Fin de semana por demás agitado, ante el vandalismo que se registró en Cipolletti y la ola de rumores de saqueos en la ciudad de Neuquén. En definitiva, no impidieron que se hicieran encuentros gastronómicos entre los niveles gerenciales de empresas hidrocarburíferas.
Mientras se esperaba el desembarco del plato principal en la mesa, uno de los comensales confirmó que quedó homologado el acuerdo preventivo de la concursada e intervenida Metrogas, la mayor distribuidora de gas del país, y que ahora es manejada por YPF luego de que Britsh Gas vendiera su participación accionaria. En medio de los comentarios, también se hizo mención que estuvo en la región gente de la casa matriz de Petrobras con el único objetivo de llevar algo de calma a sus empleados. Sucede que desde que se oficializó que Petrobras Brasil ponía a la venta el total de activos que posee su subsidiaria en la Argentina –pese a que funciona como una unidad de negocios independiente- el mal clima y una ola de rumores se instalaron entre los empleados de la firma.

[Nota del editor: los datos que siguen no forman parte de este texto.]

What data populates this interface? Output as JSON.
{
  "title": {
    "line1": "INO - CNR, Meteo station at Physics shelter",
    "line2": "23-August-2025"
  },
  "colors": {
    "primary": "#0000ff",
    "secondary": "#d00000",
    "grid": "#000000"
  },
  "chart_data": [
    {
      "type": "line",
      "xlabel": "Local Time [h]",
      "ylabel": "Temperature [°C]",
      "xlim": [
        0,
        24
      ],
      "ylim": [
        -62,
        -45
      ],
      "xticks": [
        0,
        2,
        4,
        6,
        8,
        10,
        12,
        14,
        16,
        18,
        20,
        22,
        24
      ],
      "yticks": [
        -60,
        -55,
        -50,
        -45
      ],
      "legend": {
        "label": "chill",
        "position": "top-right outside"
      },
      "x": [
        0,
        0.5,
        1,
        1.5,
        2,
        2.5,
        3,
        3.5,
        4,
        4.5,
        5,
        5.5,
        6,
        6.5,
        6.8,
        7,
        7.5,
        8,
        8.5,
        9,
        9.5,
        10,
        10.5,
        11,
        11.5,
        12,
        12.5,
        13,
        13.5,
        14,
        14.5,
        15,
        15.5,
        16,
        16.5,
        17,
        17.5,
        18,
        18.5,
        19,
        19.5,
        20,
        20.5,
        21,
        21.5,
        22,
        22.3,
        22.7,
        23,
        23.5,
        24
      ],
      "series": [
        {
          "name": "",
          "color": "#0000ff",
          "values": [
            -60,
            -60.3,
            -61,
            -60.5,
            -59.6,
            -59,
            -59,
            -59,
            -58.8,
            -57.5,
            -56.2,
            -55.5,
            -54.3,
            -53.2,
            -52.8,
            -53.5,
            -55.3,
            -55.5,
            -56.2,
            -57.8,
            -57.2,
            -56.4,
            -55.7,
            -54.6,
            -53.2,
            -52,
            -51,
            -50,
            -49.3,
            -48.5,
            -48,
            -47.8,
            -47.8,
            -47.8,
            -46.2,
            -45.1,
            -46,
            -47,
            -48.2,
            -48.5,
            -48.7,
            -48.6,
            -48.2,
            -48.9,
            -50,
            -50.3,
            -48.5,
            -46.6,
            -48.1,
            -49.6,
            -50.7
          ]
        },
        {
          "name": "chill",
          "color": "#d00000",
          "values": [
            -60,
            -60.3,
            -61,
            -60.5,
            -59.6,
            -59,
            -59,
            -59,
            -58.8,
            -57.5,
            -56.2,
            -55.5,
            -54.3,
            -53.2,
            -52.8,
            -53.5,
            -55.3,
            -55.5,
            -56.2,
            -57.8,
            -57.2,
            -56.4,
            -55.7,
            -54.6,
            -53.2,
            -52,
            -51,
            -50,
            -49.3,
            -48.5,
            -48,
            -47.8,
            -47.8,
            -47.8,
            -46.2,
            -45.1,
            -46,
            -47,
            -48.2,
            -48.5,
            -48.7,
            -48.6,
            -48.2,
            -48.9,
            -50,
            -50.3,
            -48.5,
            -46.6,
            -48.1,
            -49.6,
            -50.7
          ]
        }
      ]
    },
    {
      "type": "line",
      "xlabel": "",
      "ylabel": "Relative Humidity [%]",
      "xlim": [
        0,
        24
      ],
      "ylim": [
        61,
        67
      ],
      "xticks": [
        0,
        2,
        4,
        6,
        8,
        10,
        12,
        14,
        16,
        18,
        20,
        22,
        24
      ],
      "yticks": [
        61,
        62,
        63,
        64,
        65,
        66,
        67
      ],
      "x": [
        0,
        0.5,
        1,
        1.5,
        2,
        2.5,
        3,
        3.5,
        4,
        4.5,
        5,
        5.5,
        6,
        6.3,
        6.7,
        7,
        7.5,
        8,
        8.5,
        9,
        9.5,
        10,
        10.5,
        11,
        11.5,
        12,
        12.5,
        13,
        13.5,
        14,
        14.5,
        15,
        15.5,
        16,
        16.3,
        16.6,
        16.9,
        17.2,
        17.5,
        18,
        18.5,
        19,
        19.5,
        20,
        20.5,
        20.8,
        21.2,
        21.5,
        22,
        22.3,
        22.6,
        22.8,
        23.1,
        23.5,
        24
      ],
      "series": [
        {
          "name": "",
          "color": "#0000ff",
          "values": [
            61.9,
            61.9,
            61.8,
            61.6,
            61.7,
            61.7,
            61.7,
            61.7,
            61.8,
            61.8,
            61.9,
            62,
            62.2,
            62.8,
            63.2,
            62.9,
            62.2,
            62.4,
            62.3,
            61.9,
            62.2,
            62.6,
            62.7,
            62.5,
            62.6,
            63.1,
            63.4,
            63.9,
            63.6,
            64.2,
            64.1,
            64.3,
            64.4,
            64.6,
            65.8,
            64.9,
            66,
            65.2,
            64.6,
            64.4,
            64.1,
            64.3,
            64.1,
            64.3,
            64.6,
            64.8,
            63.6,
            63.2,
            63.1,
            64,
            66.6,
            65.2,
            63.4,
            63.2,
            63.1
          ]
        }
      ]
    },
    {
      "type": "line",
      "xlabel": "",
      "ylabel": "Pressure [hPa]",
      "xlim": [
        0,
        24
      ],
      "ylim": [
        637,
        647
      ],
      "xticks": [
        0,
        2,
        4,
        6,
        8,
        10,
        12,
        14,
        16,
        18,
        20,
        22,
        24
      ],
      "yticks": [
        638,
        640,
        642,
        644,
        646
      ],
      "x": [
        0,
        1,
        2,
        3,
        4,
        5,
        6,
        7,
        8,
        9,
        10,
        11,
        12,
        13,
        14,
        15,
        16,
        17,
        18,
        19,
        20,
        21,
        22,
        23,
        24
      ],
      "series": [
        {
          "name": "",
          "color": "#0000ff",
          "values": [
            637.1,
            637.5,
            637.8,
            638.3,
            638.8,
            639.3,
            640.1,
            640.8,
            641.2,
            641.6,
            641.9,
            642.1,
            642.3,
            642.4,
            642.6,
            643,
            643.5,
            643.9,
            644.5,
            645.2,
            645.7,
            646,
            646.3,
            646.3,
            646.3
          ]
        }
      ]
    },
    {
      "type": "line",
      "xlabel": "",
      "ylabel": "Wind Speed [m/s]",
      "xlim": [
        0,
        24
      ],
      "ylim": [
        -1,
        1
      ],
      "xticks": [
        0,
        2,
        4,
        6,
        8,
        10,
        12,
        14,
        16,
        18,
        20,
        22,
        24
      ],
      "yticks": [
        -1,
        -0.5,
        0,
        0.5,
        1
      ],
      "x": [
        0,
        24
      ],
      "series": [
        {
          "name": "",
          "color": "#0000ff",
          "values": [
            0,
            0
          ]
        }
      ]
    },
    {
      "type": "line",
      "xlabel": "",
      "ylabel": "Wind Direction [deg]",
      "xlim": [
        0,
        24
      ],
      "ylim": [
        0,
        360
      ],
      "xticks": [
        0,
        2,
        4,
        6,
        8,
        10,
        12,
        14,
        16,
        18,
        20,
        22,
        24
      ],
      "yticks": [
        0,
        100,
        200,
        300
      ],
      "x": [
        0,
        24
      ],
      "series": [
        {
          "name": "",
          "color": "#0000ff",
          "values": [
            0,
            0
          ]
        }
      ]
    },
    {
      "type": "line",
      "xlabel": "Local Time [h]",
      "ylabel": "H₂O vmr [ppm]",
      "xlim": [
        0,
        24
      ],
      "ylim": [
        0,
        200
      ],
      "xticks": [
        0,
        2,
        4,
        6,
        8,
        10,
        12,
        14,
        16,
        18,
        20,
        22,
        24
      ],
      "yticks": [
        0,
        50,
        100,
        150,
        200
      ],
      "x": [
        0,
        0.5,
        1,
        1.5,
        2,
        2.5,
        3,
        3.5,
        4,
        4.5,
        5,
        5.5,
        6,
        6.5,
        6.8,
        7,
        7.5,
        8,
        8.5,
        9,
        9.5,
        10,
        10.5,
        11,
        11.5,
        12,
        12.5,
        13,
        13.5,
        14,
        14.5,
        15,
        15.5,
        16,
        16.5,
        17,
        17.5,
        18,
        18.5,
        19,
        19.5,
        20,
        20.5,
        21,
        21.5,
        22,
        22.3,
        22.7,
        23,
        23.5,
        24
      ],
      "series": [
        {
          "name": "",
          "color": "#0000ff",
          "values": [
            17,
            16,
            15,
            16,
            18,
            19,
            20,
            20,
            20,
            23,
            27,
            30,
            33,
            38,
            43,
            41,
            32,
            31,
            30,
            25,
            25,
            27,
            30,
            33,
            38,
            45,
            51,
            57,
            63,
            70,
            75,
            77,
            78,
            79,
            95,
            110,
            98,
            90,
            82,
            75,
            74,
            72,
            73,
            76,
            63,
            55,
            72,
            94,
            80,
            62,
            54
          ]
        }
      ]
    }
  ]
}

Ya con los matambres de cerdo fuera de circulación se hizo mención al costo que tiene para el país la importación de energéticos ante la declinación de sus yacimientos, en particular los gasíferos. Entre enero y noviembre, la actual gestión del gobierno de Cristina Kirchner le abonó a Bolivia por el gas importado 1.731,57 millones de dólares. A la vez se rescató la información que dio a conocer el diario Clarín acerca del costo que tiene importar gas natural licuado (GNL) a través de los buques metaneros y según el puerto en el que descarguen. Según el matutino, los precios promedio que aceptó la estatal Enarsa fueron para el puerto de Escobar: u$s 15,50 el millón de BTU para 24 barcos de la proveedora Gas Natural Fesona (GNF) y de u$s 16,80 para doce cargas de la firma Vittol. Para el puerto de Bahía Blanca se abonarán u$S 15,50 por millón de BTU para once cargas de la italiana ENI; u$s 16,50 para una de la rusa Gazprom y u$s 17 para dos de la inglesa BP y seis de la ahora promocionada como modelo de gestión, la estatal noruega Statoil.

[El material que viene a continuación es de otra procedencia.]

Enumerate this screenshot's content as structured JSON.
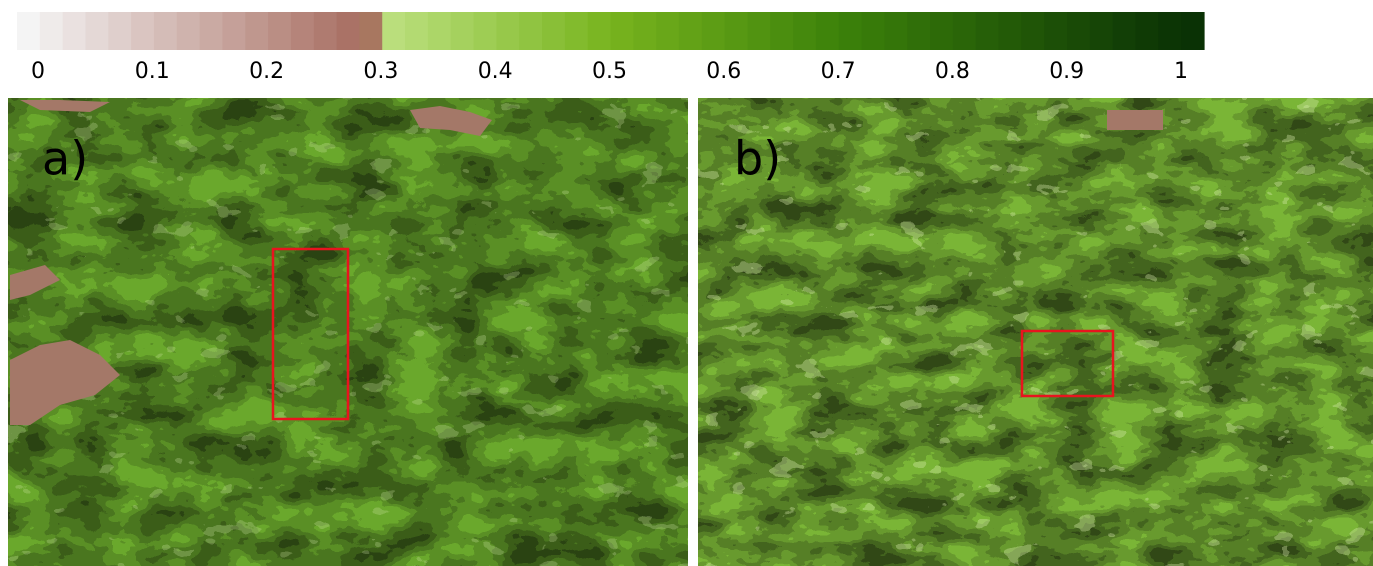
{
  "colorbar": {
    "lim": [
      0,
      1
    ],
    "ticks": [
      0,
      0.1,
      0.2,
      0.3,
      0.4,
      0.5,
      0.6,
      0.7,
      0.8,
      0.9,
      1
    ]
  },
  "panels": [
    {
      "label": "a)"
    },
    {
      "label": "b)"
    }
  ]
}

Ya con unos lemon champ en la mesa como forma de bajativo, se resaltó el desarrollo que viene teniendo Andes Energía en su ampliación de negocios en Latinoamérica. A través de su subsidiaria Andes Energía Argentina S.A., en un consorcio con Integra Oil & Gas SAS, obtuvo otro bloque más en el proceso licitatorio de la Ronda Colombia 2012, lo que lleva al número de bloques adjudicados a ocho. El nuevo bloque que consiguió la empresa en manos de Vila y Manzano, es el Llanos 3, ubicado en la cuenca Llanos, la cuenca petrolera más prolífica de Colombia.
Ya con un Jack Daniel’s en la mesa, -de los pocos que se consiguen tras las restricciones a las importaciones que impuso Guillermo Moreno- se habló de la situación de la energética Capex. Al 31 de octubre pasado, el resultado de sus últimos seis meses arrojó una pérdida de 45,43 millones de pesos. La petrolera, se encuentra además analizando la situación con respecto a sus negocios en la provincia de Río Negro. Sucede que el gobierno de Alberto Weretilneck emitió un decreto por el cual derogó otro anterior sobre régimen para yacimientos no convencionales. La empresa había solicitado acogerse el decreto derogado y en consecuencia obtener la extensión de sus permisos para las áreas de exploración Loma de Kaufmann y Lago Pellegrini. Debido a que la provincia nunca se expidió sobre lo solicitado y ante la derogación del régimen de no convencionales, la empresa se encuentra analizando las opciones de reversión de dichas áreas.